Dr Elly Farmer is a Clinical Psychologist and co-author of a Centre for Social Justice report on domestic abuse due for release on Tuesday but reported in today's Sunday Telegraph.

Abuse by one partner towards another comes in various forms. It might be hits and slaps when arguments get out of hand, the violent expression of jealousy and insecurity, or in its worst form, a pattern of strategic acts designed to inflict maximal terror, subjugation and humiliation. This last form, a pattern of torture known as ‘coercive control’, gradually destroys its victims’ spirits. In our report, ‘Beyond Violence: breaking cycles of domestic abuse’, published next week for the Centre for Social Justice, myself and Dr Samantha Callan call for it to be made a serious criminal offence.
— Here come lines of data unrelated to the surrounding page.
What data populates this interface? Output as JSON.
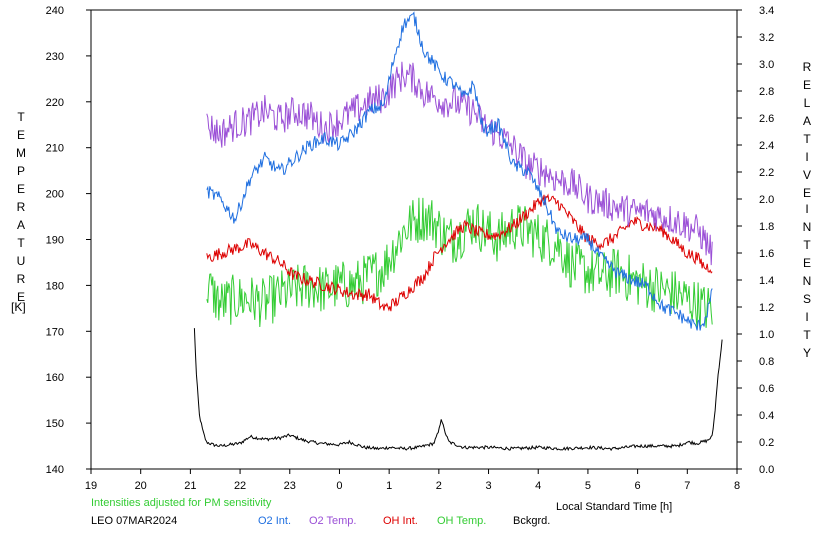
{
  "left_axis_label": [
    "T",
    "E",
    "M",
    "P",
    "E",
    "R",
    "A",
    "T",
    "U",
    "R",
    "E"
  ],
  "left_axis_unit": "[K]",
  "right_axis_label_1": [
    "R",
    "E",
    "L",
    "A",
    "T",
    "I",
    "V",
    "E"
  ],
  "right_axis_label_2": [
    "I",
    "N",
    "T",
    "E",
    "N",
    "S",
    "I",
    "T",
    "Y"
  ],
  "xlabel": "Local Standard Time [h]",
  "note": "Intensities adjusted for PM sensitivity",
  "station": "LEO 07MAR2024",
  "legend": {
    "o2int": "O2 Int.",
    "o2temp": "O2 Temp.",
    "ohint": "OH Int.",
    "ohtemp": "OH Temp.",
    "bckgrd": "Bckgrd."
  },
  "colors": {
    "o2int": "#1f6fe0",
    "o2temp": "#9a4fd6",
    "ohint": "#dd0000",
    "ohtemp": "#33cc33",
    "bckgrd": "#000000",
    "note": "#33cc33"
  },
  "chart_data": {
    "type": "line",
    "x_ticks": [
      "19",
      "20",
      "21",
      "22",
      "23",
      "0",
      "1",
      "2",
      "3",
      "4",
      "5",
      "6",
      "7",
      "8"
    ],
    "y_left_ticks": [
      "140",
      "150",
      "160",
      "170",
      "180",
      "190",
      "200",
      "210",
      "220",
      "230",
      "240"
    ],
    "y_right_ticks": [
      "0.0",
      "0.2",
      "0.4",
      "0.6",
      "0.8",
      "1.0",
      "1.2",
      "1.4",
      "1.6",
      "1.8",
      "2.0",
      "2.2",
      "2.4",
      "2.6",
      "2.8",
      "3.0",
      "3.2",
      "3.4"
    ],
    "xlim": [
      19,
      32
    ],
    "ylim_left": [
      140,
      240
    ],
    "ylim_right": [
      0.0,
      3.4
    ],
    "series": [
      {
        "name": "O2 Int.",
        "key": "o2int",
        "axis": "right",
        "noise": 0.05,
        "x": [
          21.33,
          21.6,
          21.9,
          22.2,
          22.5,
          22.8,
          23.1,
          23.4,
          23.7,
          24.0,
          24.3,
          24.6,
          24.9,
          25.1,
          25.3,
          25.5,
          25.7,
          25.9,
          26.1,
          26.3,
          26.5,
          26.7,
          26.9,
          27.2,
          27.5,
          27.8,
          28.1,
          28.4,
          28.7,
          29.0,
          29.3,
          29.6,
          29.9,
          30.2,
          30.5,
          30.8,
          31.0,
          31.2,
          31.35,
          31.5
        ],
        "y": [
          2.06,
          2.0,
          1.85,
          2.15,
          2.3,
          2.2,
          2.3,
          2.4,
          2.45,
          2.4,
          2.5,
          2.65,
          2.7,
          3.05,
          3.3,
          3.35,
          3.1,
          3.0,
          2.9,
          2.85,
          2.75,
          2.85,
          2.5,
          2.55,
          2.25,
          2.2,
          2.0,
          1.75,
          1.7,
          1.7,
          1.55,
          1.45,
          1.4,
          1.35,
          1.2,
          1.15,
          1.1,
          1.05,
          1.1,
          1.3
        ]
      },
      {
        "name": "O2 Temp.",
        "key": "o2temp",
        "axis": "left",
        "noise": 3.5,
        "x": [
          21.33,
          21.6,
          21.9,
          22.2,
          22.5,
          22.8,
          23.1,
          23.4,
          23.7,
          24.0,
          24.3,
          24.6,
          24.9,
          25.1,
          25.3,
          25.5,
          25.7,
          25.9,
          26.1,
          26.3,
          26.5,
          26.7,
          26.9,
          27.2,
          27.5,
          27.8,
          28.1,
          28.4,
          28.7,
          29.0,
          29.3,
          29.6,
          29.9,
          30.2,
          30.5,
          30.8,
          31.0,
          31.2,
          31.35,
          31.5
        ],
        "y": [
          215,
          213,
          215,
          216,
          218,
          216,
          218,
          217,
          214,
          216,
          218,
          220,
          221,
          224,
          226,
          225,
          222,
          221,
          220,
          220,
          219,
          218,
          215,
          213,
          210,
          206,
          205,
          203,
          202,
          199,
          198,
          197,
          196,
          196,
          195,
          194,
          193,
          192,
          190,
          187
        ]
      },
      {
        "name": "OH Int.",
        "key": "ohint",
        "axis": "left",
        "noise": 1.4,
        "x": [
          21.33,
          21.6,
          21.9,
          22.2,
          22.5,
          22.8,
          23.1,
          23.4,
          23.7,
          24.0,
          24.3,
          24.6,
          24.9,
          25.1,
          25.3,
          25.5,
          25.7,
          25.9,
          26.1,
          26.3,
          26.5,
          26.7,
          26.9,
          27.2,
          27.5,
          27.8,
          28.1,
          28.4,
          28.7,
          29.0,
          29.3,
          29.6,
          29.9,
          30.2,
          30.5,
          30.8,
          31.0,
          31.2,
          31.35,
          31.5
        ],
        "y": [
          186,
          187,
          188,
          189,
          187,
          185,
          182,
          181,
          180,
          179,
          178,
          178,
          175,
          176,
          178,
          180,
          182,
          186,
          189,
          191,
          193,
          192,
          191,
          191,
          193,
          196,
          199,
          198,
          194,
          190,
          189,
          191,
          194,
          193,
          192,
          189,
          187,
          186,
          184,
          184
        ]
      },
      {
        "name": "OH Temp.",
        "key": "ohtemp",
        "axis": "left",
        "noise": 5.5,
        "x": [
          21.33,
          21.6,
          21.9,
          22.2,
          22.5,
          22.8,
          23.1,
          23.4,
          23.7,
          24.0,
          24.3,
          24.6,
          24.9,
          25.1,
          25.3,
          25.5,
          25.7,
          25.9,
          26.1,
          26.3,
          26.5,
          26.7,
          26.9,
          27.2,
          27.5,
          27.8,
          28.1,
          28.4,
          28.7,
          29.0,
          29.3,
          29.6,
          29.9,
          30.2,
          30.5,
          30.8,
          31.0,
          31.2,
          31.35,
          31.5
        ],
        "y": [
          180,
          176,
          177,
          177,
          176,
          178,
          179,
          180,
          179,
          180,
          180,
          182,
          184,
          188,
          192,
          194,
          195,
          194,
          191,
          190,
          192,
          194,
          192,
          190,
          193,
          192,
          190,
          189,
          184,
          183,
          182,
          183,
          181,
          180,
          179,
          178,
          177,
          176,
          175,
          175
        ]
      },
      {
        "name": "Bckgrd.",
        "key": "bckgrd",
        "axis": "right",
        "noise": 0.012,
        "x": [
          21.08,
          21.12,
          21.18,
          21.25,
          21.32,
          21.45,
          21.6,
          21.8,
          22.0,
          22.2,
          22.5,
          22.8,
          23.0,
          23.3,
          23.6,
          24.0,
          24.2,
          24.5,
          24.8,
          25.0,
          25.3,
          25.6,
          25.9,
          26.0,
          26.05,
          26.1,
          26.2,
          26.5,
          27.0,
          27.5,
          28.0,
          28.5,
          29.0,
          29.5,
          30.0,
          30.5,
          30.8,
          31.0,
          31.2,
          31.4,
          31.5,
          31.55,
          31.62,
          31.7
        ],
        "y": [
          1.04,
          0.7,
          0.4,
          0.28,
          0.2,
          0.18,
          0.17,
          0.18,
          0.19,
          0.24,
          0.22,
          0.23,
          0.25,
          0.21,
          0.19,
          0.18,
          0.2,
          0.16,
          0.15,
          0.16,
          0.15,
          0.16,
          0.19,
          0.28,
          0.38,
          0.3,
          0.2,
          0.16,
          0.16,
          0.15,
          0.16,
          0.15,
          0.16,
          0.15,
          0.17,
          0.17,
          0.17,
          0.2,
          0.19,
          0.21,
          0.24,
          0.4,
          0.7,
          0.95
        ]
      }
    ]
  }
}
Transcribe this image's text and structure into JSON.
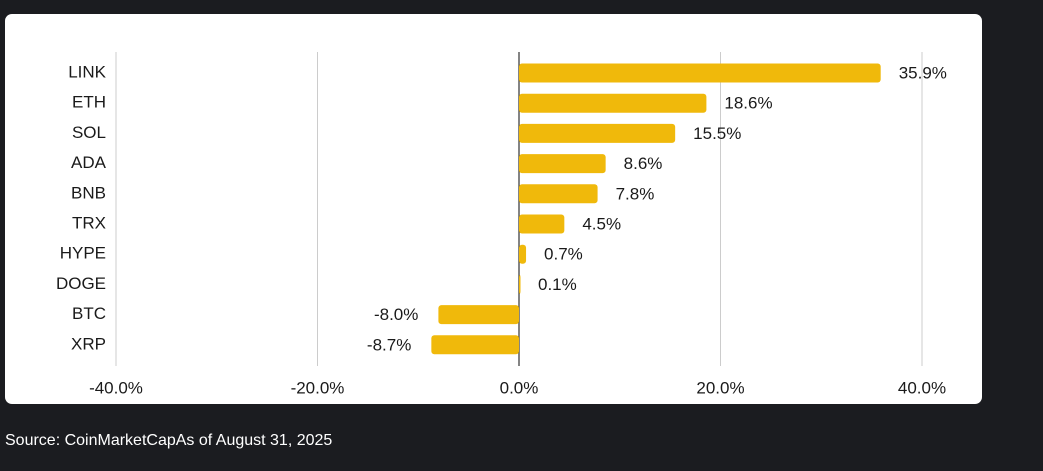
{
  "chart_data": {
    "type": "bar",
    "orientation": "horizontal",
    "categories": [
      "LINK",
      "ETH",
      "SOL",
      "ADA",
      "BNB",
      "TRX",
      "HYPE",
      "DOGE",
      "BTC",
      "XRP"
    ],
    "values": [
      35.9,
      18.6,
      15.5,
      8.6,
      7.8,
      4.5,
      0.7,
      0.1,
      -8.0,
      -8.7
    ],
    "value_labels": [
      "35.9%",
      "18.6%",
      "15.5%",
      "8.6%",
      "7.8%",
      "4.5%",
      "0.7%",
      "0.1%",
      "-8.0%",
      "-8.7%"
    ],
    "xlim": [
      -40,
      40
    ],
    "x_ticks": [
      -40,
      -20,
      0,
      20,
      40
    ],
    "x_tick_labels": [
      "-40.0%",
      "-20.0%",
      "0.0%",
      "20.0%",
      "40.0%"
    ],
    "title": "",
    "xlabel": "",
    "ylabel": "",
    "grid": "vertical",
    "legend": "none",
    "bar_color": "#f0b90b"
  },
  "footer": {
    "source": "Source: CoinMarketCapAs of August 31, 2025"
  }
}
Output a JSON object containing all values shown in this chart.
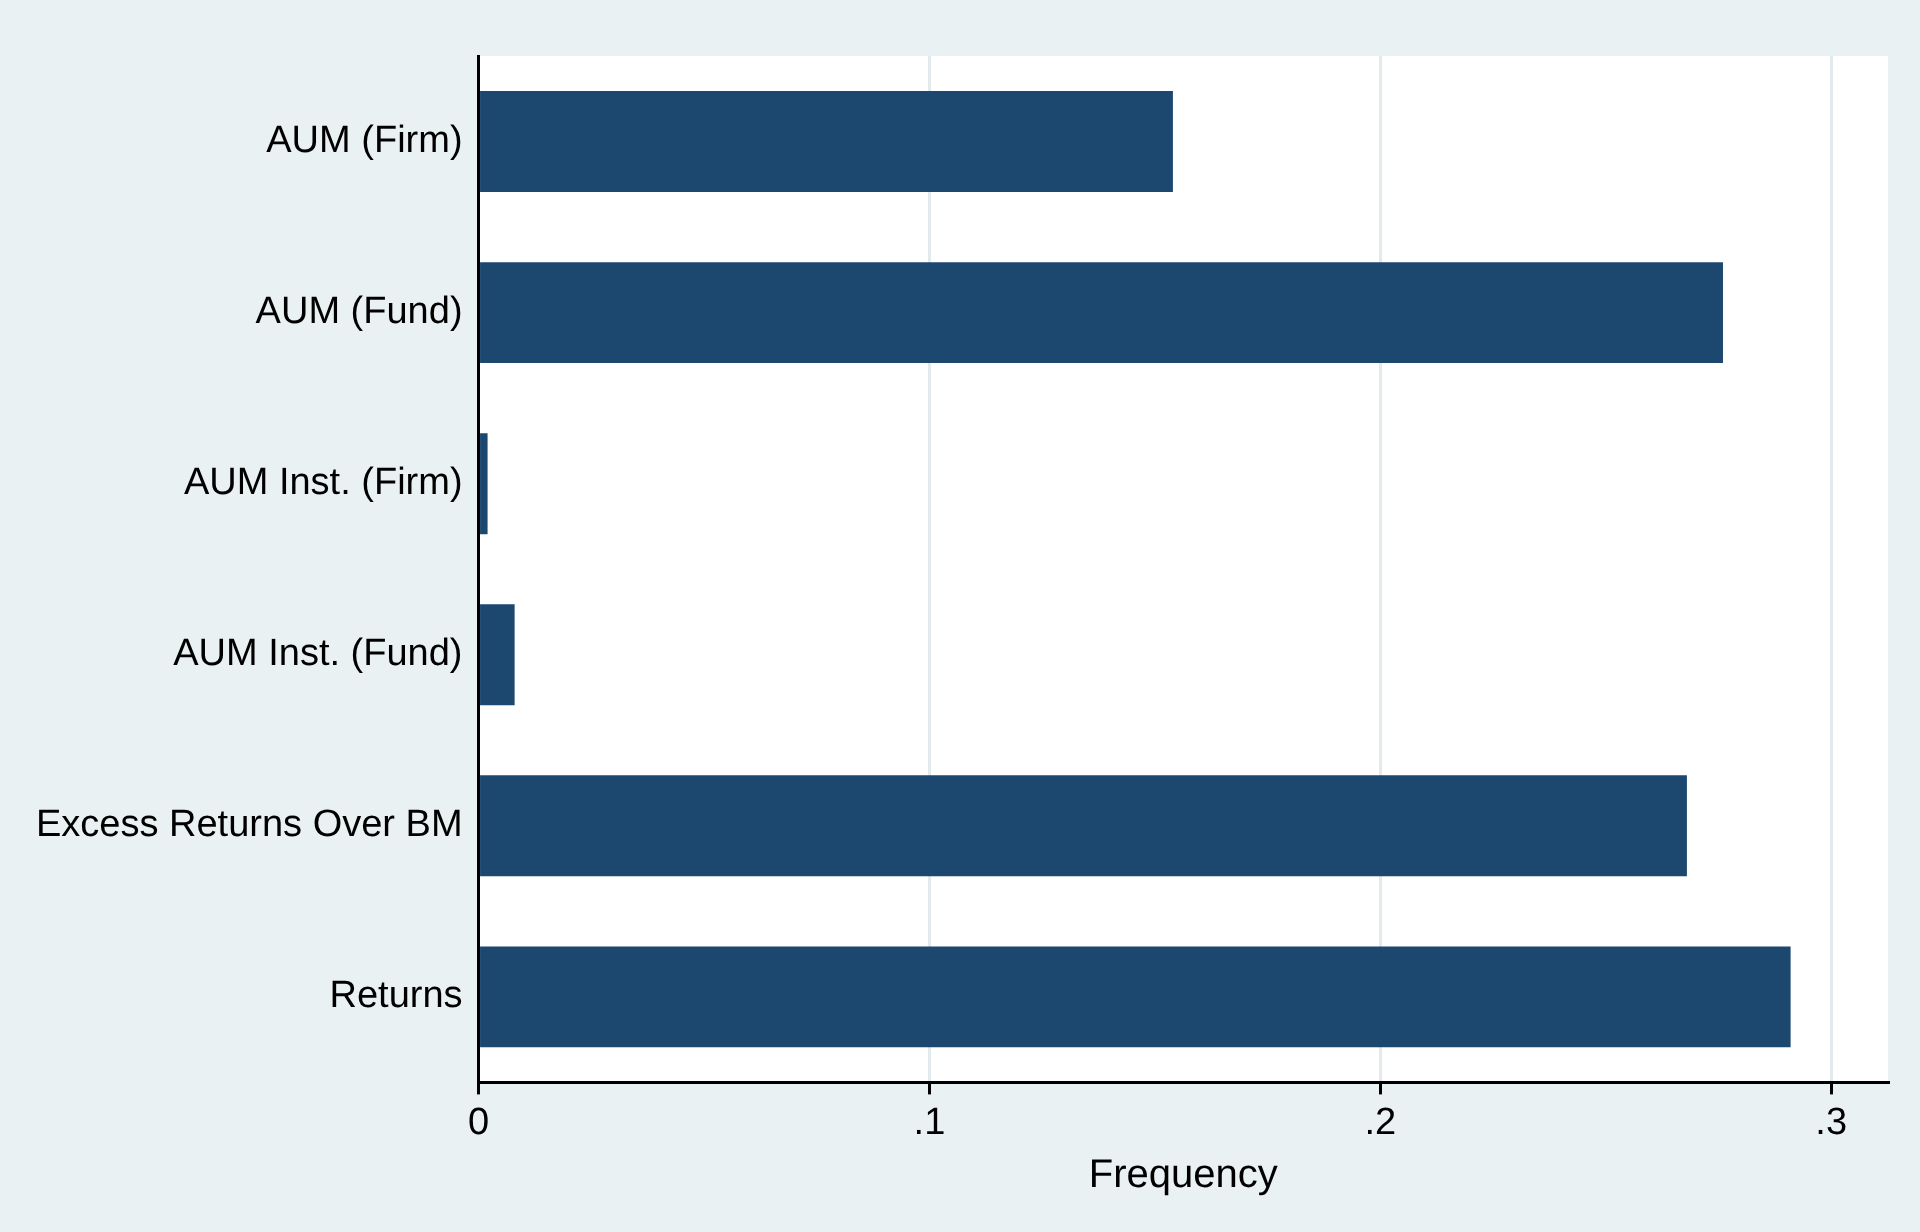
{
  "chart_data": {
    "type": "bar",
    "orientation": "horizontal",
    "xlabel": "Frequency",
    "categories": [
      "AUM (Firm)",
      "AUM (Fund)",
      "AUM Inst. (Firm)",
      "AUM Inst. (Fund)",
      "Excess Returns Over BM",
      "Returns"
    ],
    "values": [
      0.154,
      0.276,
      0.002,
      0.008,
      0.268,
      0.291
    ],
    "color": "#1c476e",
    "xlim": [
      0,
      0.3126
    ],
    "xticks": [
      {
        "value": 0,
        "label": "0"
      },
      {
        "value": 0.1,
        "label": ".1"
      },
      {
        "value": 0.2,
        "label": ".2"
      },
      {
        "value": 0.3,
        "label": ".3"
      }
    ],
    "grid": "x",
    "legend": false
  }
}
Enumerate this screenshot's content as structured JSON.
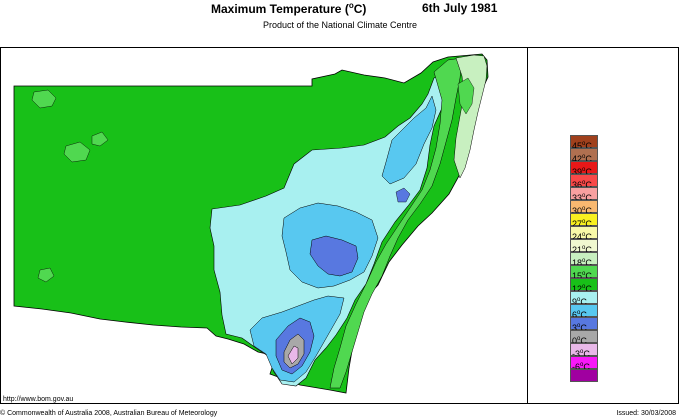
{
  "header": {
    "title_pre": "Maximum Temperature (",
    "title_deg": "o",
    "title_post": "C)",
    "date": "6th July 1981",
    "subtitle": "Product of the National Climate Centre"
  },
  "legend": [
    {
      "label": "45",
      "color": "#a0401c"
    },
    {
      "label": "42",
      "color": "#b07050"
    },
    {
      "label": "39",
      "color": "#e81818"
    },
    {
      "label": "36",
      "color": "#f84848"
    },
    {
      "label": "33",
      "color": "#f8a0a0"
    },
    {
      "label": "30",
      "color": "#f8b870"
    },
    {
      "label": "27",
      "color": "#f8f020"
    },
    {
      "label": "24",
      "color": "#f8f8a8"
    },
    {
      "label": "21",
      "color": "#f0f8d0"
    },
    {
      "label": "18",
      "color": "#c8f0c0"
    },
    {
      "label": "15",
      "color": "#50d850"
    },
    {
      "label": "12",
      "color": "#18c018"
    },
    {
      "label": "9",
      "color": "#a8f0f0"
    },
    {
      "label": "6",
      "color": "#58c8f0"
    },
    {
      "label": "3",
      "color": "#5878e0"
    },
    {
      "label": "0",
      "color": "#a8a8a8"
    },
    {
      "label": "-3",
      "color": "#e8b8e8"
    },
    {
      "label": "-6",
      "color": "#f818f8"
    },
    {
      "label": "",
      "color": "#a000a0"
    }
  ],
  "legend_unit": "C",
  "legend_deg": "o",
  "footer": {
    "url": "http://www.bom.gov.au",
    "copyright": "© Commonwealth of Australia 2008, Australian Bureau of Meteorology",
    "issued": "Issued: 30/03/2008"
  }
}
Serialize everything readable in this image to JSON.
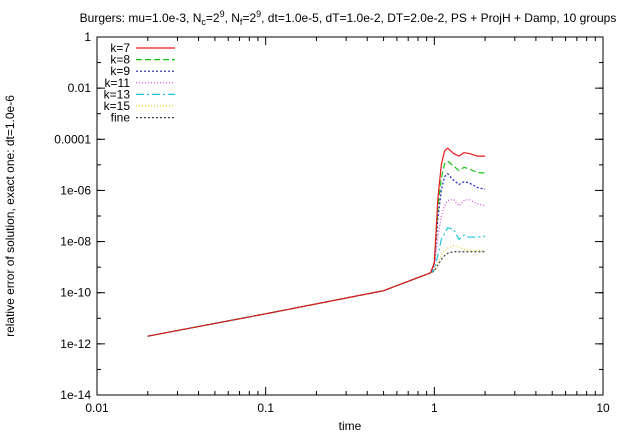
{
  "chart_data": {
    "type": "line",
    "title_parts": [
      {
        "t": "Burgers: mu=1.0e-3, N",
        "sub": false,
        "sup": false
      },
      {
        "t": "c",
        "sub": true,
        "sup": false
      },
      {
        "t": "=2",
        "sub": false,
        "sup": false
      },
      {
        "t": "9",
        "sub": false,
        "sup": true
      },
      {
        "t": ", N",
        "sub": false,
        "sup": false
      },
      {
        "t": "f",
        "sub": true,
        "sup": false
      },
      {
        "t": "=2",
        "sub": false,
        "sup": false
      },
      {
        "t": "9",
        "sub": false,
        "sup": true
      },
      {
        "t": ", dt=1.0e-5, dT=1.0e-2, DT=2.0e-2, PS + ProjH + Damp, 10 groups",
        "sub": false,
        "sup": false
      }
    ],
    "xlabel": "time",
    "ylabel": "relative error of solution, exact one: dt=1.0e-6",
    "xscale": "log",
    "yscale": "log",
    "xlim": [
      0.01,
      10
    ],
    "ylim": [
      1e-14,
      1
    ],
    "xticks": [
      {
        "v": 0.01,
        "label": "0.01"
      },
      {
        "v": 0.1,
        "label": "0.1"
      },
      {
        "v": 1,
        "label": "1"
      },
      {
        "v": 10,
        "label": "10"
      }
    ],
    "yticks": [
      {
        "v": 1,
        "label": "1"
      },
      {
        "v": 0.01,
        "label": "0.01"
      },
      {
        "v": 0.0001,
        "label": "0.0001"
      },
      {
        "v": 1e-06,
        "label": "1e-06"
      },
      {
        "v": 1e-08,
        "label": "1e-08"
      },
      {
        "v": 1e-10,
        "label": "1e-10"
      },
      {
        "v": 1e-12,
        "label": "1e-12"
      },
      {
        "v": 1e-14,
        "label": "1e-14"
      }
    ],
    "legend_position": "top-left",
    "grid": false,
    "series": [
      {
        "name": "k=7",
        "color": "#e41a1c",
        "dash": "",
        "x": [
          0.02,
          0.1,
          0.5,
          0.95,
          1.0,
          1.05,
          1.1,
          1.15,
          1.2,
          1.3,
          1.4,
          1.5,
          1.6,
          1.8,
          2.0
        ],
        "y": [
          2e-12,
          1.5e-11,
          1.2e-10,
          6e-10,
          1.5e-09,
          5e-07,
          1e-05,
          3.5e-05,
          4.5e-05,
          2.8e-05,
          2.2e-05,
          3e-05,
          2.8e-05,
          2.2e-05,
          2.2e-05
        ]
      },
      {
        "name": "k=8",
        "color": "#17c417",
        "dash": "6,3",
        "x": [
          0.02,
          0.1,
          0.5,
          0.95,
          1.0,
          1.05,
          1.1,
          1.15,
          1.2,
          1.3,
          1.4,
          1.5,
          1.6,
          1.8,
          2.0
        ],
        "y": [
          2e-12,
          1.5e-11,
          1.2e-10,
          6e-10,
          1.4e-09,
          2e-07,
          3e-06,
          1.1e-05,
          1.4e-05,
          9e-06,
          6e-06,
          8e-06,
          7e-06,
          5e-06,
          4.8e-06
        ]
      },
      {
        "name": "k=9",
        "color": "#2020c8",
        "dash": "2,2",
        "x": [
          0.02,
          0.1,
          0.5,
          0.95,
          1.0,
          1.05,
          1.1,
          1.15,
          1.2,
          1.3,
          1.4,
          1.5,
          1.6,
          1.8,
          2.0
        ],
        "y": [
          2e-12,
          1.5e-11,
          1.2e-10,
          6e-10,
          1.3e-09,
          8e-08,
          1e-06,
          3.5e-06,
          4.5e-06,
          2.5e-06,
          1.7e-06,
          2.2e-06,
          2e-06,
          1.3e-06,
          1.1e-06
        ]
      },
      {
        "name": "k=11",
        "color": "#e040e0",
        "dash": "1,2",
        "x": [
          0.02,
          0.1,
          0.5,
          0.95,
          1.0,
          1.05,
          1.1,
          1.15,
          1.2,
          1.3,
          1.4,
          1.5,
          1.6,
          1.8,
          2.0
        ],
        "y": [
          2e-12,
          1.5e-11,
          1.2e-10,
          6e-10,
          1e-09,
          1.5e-08,
          1e-07,
          2.5e-07,
          4e-07,
          4.5e-07,
          2.5e-07,
          4e-07,
          4.5e-07,
          3e-07,
          2.5e-07
        ]
      },
      {
        "name": "k=13",
        "color": "#20c8d8",
        "dash": "8,3,2,3",
        "x": [
          0.02,
          0.1,
          0.5,
          0.95,
          1.0,
          1.05,
          1.1,
          1.15,
          1.2,
          1.3,
          1.4,
          1.5,
          1.6,
          1.8,
          2.0
        ],
        "y": [
          2e-12,
          1.5e-11,
          1.2e-10,
          6e-10,
          8e-10,
          3e-09,
          1.2e-08,
          2e-08,
          3.5e-08,
          3e-08,
          1.2e-08,
          1.8e-08,
          1.5e-08,
          1.5e-08,
          1.6e-08
        ]
      },
      {
        "name": "k=15",
        "color": "#e0d020",
        "dash": "1,2",
        "x": [
          0.02,
          0.1,
          0.5,
          0.95,
          1.0,
          1.05,
          1.1,
          1.15,
          1.2,
          1.3,
          1.4,
          1.5,
          1.6,
          1.8,
          2.0
        ],
        "y": [
          2e-12,
          1.5e-11,
          1.2e-10,
          6e-10,
          7.5e-10,
          1.5e-09,
          3e-09,
          4.5e-09,
          5.5e-09,
          7e-09,
          6e-09,
          5e-09,
          4.5e-09,
          4.5e-09,
          4.5e-09
        ]
      },
      {
        "name": "fine",
        "color": "#404040",
        "dash": "2,2",
        "x": [
          0.02,
          0.1,
          0.5,
          0.95,
          1.0,
          1.05,
          1.1,
          1.15,
          1.2,
          1.3,
          1.4,
          1.5,
          1.6,
          1.8,
          2.0
        ],
        "y": [
          2e-12,
          1.5e-11,
          1.2e-10,
          6e-10,
          7e-10,
          1.2e-09,
          2e-09,
          2.8e-09,
          3.5e-09,
          4e-09,
          4e-09,
          4e-09,
          4e-09,
          4e-09,
          4e-09
        ]
      }
    ]
  }
}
Perpetrators of coercive control deliberately target their victim’s ‘weakspots’ and vulnerabilities. They use tactics such as stalking, threatening and hurting children (to get at the victim), sexual humiliations such as insisting upon degrading ‘inspections’, locking up and isolating from friends and family, controlling money and possessions, playing mind games designed to make the victim think they are going mad, and threats and punishments to make them stay and comply.
In my clinical practice I have worked with both victims of coercive control and victims of more classic forms of torture (for example those inflicted by repressive regimes).

The similarities are striking, in fact the only major difference is that victims of coercive control have to deal with the added horror that their torturer was their partner - someone they once trusted and welcomed into their life. And contrary to popular belief these victims are not a one-in-a-million rarity. When asked, many traumatized victims in refuges for people who have been domestically abused recount the ways their partner or ex- used to control and terrorise them. The problem is they are not often asked.

Society and the law focus on the physical violence in domestic abuse – it is tangible, easy to measure and notice. But if we stop to listen to victims, we find that they are most hurt not from the physical blows, but from being the object of a co-ordinated attempt to dominate and crush them. It takes all their strength to resist, and even this might not be enough: many are killed or commit suicide each year, and thousands more end their lives as ghosts of their former selves.
With its focus on incidents of physical violence, the law has a blindspot for coercive control: it is unable to respond appropriately to the serious wrongdoing embedded in the pattern of acts. Yet the whole is much more than the sum of its parts. Often each act could only be classified as a minor crime (if a crime at all), but over weeks, months and years they accumulate to destroy a life.

The law must be updated to include a new serious criminal offence of coercive control, in which prosecutions can be brought on the basis of a course of conduct in which a person has acted strategically to control, isolate, terrorise and/or degrade their victim. This law would be a giant step towards stopping perpetrators of the worst form of domestic abuse eluding the system, and will communicate to its victims that society takes their suffering seriously.

Forty years ago there was little recognition of the wrongdoing involved in domestic abuse. As society started to see that physical violence was as, if not more, harmful when perpetrated by family members, the law was applied to domestic assaults more proactively. It must now be updated to reflect a new understanding – that the worst violations, harms and malicious intentions in domestic abuse are in strategic patterns of control and subjugation, not in discrete acts of physical violence. It is time to find justice for those tortured by coercive control.